Uzun-Mirko was, like other elders, connected to the Church and obeyed the laws; he had a space in his house on the upper floor, where he every morning and evening prayed in front of icons. According to contemporaries, he prayed loudly, "so that it could be heard outside".

On May 21, 1865, for the 50-year-anniversary of the Second Uprising, Mihailo Obrenović III, Prince of Serbia, personally brought the Takovo cross for Uzun-Mirko, and also awarded him with the Montenegrin golden medallion of Obilić (as a Hero). He died in 1868, and was buried in Belgrade, his grave is situated in the Novo Groblje in Belgrade.

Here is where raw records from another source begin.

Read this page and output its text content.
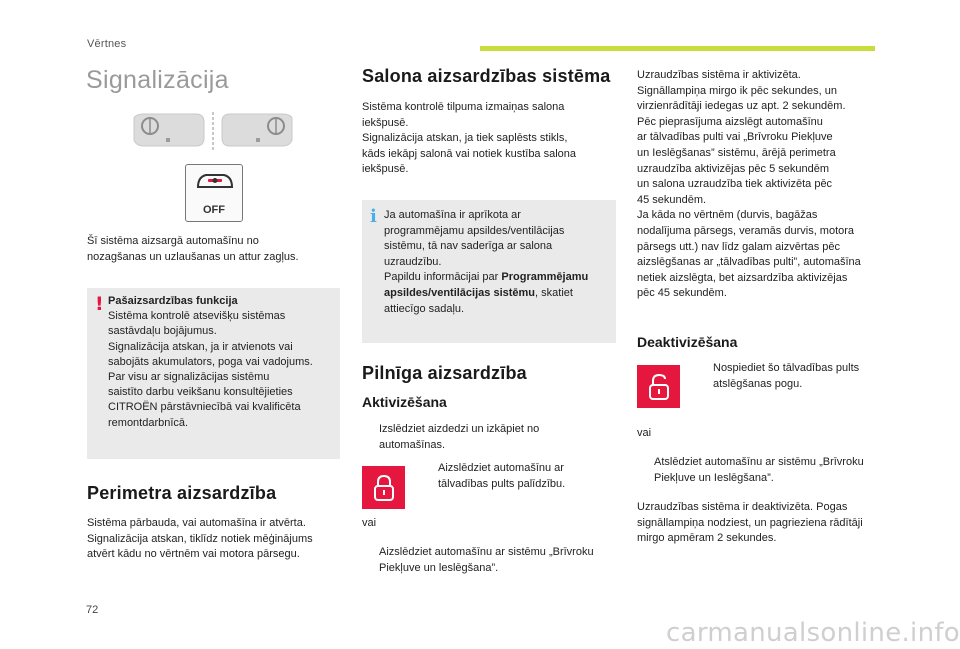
Vērtnes
Signalizācija
OFF
Šī sistēma aizsargā automašīnu no
nozagšanas un uzlaušanas un attur zagļus.
! Pašaizsardzības funkcija
Sistēma kontrolē atsevišķu sistēmas
sastāvdaļu bojājumus.
Signalizācija atskan, ja ir atvienots vai
sabojāts akumulators, poga vai vadojums.
Par visu ar signalizācijas sistēmu
saistīto darbu veikšanu konsultējieties
CITROËN pārstāvniecībā vai kvalificēta
remontdarbnīcā.
Perimetra aizsardzība
Sistēma pārbauda, vai automašīna ir atvērta.
Signalizācija atskan, tiklīdz notiek mēģinājums
atvērt kādu no vērtnēm vai motora pārsegu.
Salona aizsardzības sistēma
Sistēma kontrolē tilpuma izmaiņas salona
iekšpusē.
Signalizācija atskan, ja tiek saplēsts stikls,
kāds iekāpj salonā vai notiek kustība salona
iekšpusē.
i Ja automašīna ir aprīkota ar
programmējamu apsildes/ventilācijas
sistēmu, tā nav saderīga ar salona
uzraudzību.
Papildu informācijai par Programmējamu
apsildes/ventilācijas sistēmu, skatiet
attiecīgo sadaļu.
Pilnīga aizsardzība
Aktivizēšana
Izslēdziet aizdedzi un izkāpiet no
automašīnas.
Aizslēdziet automašīnu ar
tālvadības pults palīdzību.
vai
Aizslēdziet automašīnu ar sistēmu „Brīvroku
Piekļuve un leslēgšana”.
Uzraudzības sistēma ir aktivizēta.
Signāllampiņa mirgo ik pēc sekundes, un
virzienrādītāji iedegas uz apt. 2 sekundēm.
Pēc pieprasījuma aizslēgt automašīnu
ar tālvadības pulti vai „Brīvroku Piekļuve
un Ieslēgšanas” sistēmu, ārējā perimetra
uzraudzība aktivizējas pēc 5 sekundēm
un salona uzraudzība tiek aktivizēta pēc
45 sekundēm.
Ja kāda no vērtnēm (durvis, bagāžas
nodalījuma pārsegs, veramās durvis, motora
pārsegs utt.) nav līdz galam aizvērtas pēc
aizslēgšanas ar „tālvadības pulti”, automašīna
netiek aizslēgta, bet aizsardzība aktivizējas
pēc 45 sekundēm.
Deaktivizēšana
Nospiediet šo tālvadības pults
atslēgšanas pogu.
vai
Atslēdziet automašīnu ar sistēmu „Brīvroku
Piekļuve un Ieslēgšana”.
Uzraudzības sistēma ir deaktivizēta. Pogas
signāllampiņa nodziest, un pagrieziena rādītāji
mirgo apmēram 2 sekundes.
72
carmanualsonline.info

Uzun-Mirko is the founder of the Uzun-Mirković family. His son was Infantry colonel Ljubomir Uzun-Mirković (1832–1905), he in turn had a son, Division general Dragoljub Uzun-Mirković (1875–1941), who in turn had a son, Artillery captain Miroslav Uzun-Mirković (1941). His maternal cousin was Division general Dragutin Đ. Okanović, who in 1906 as a member of the Black Hand, founded "Novi pokret".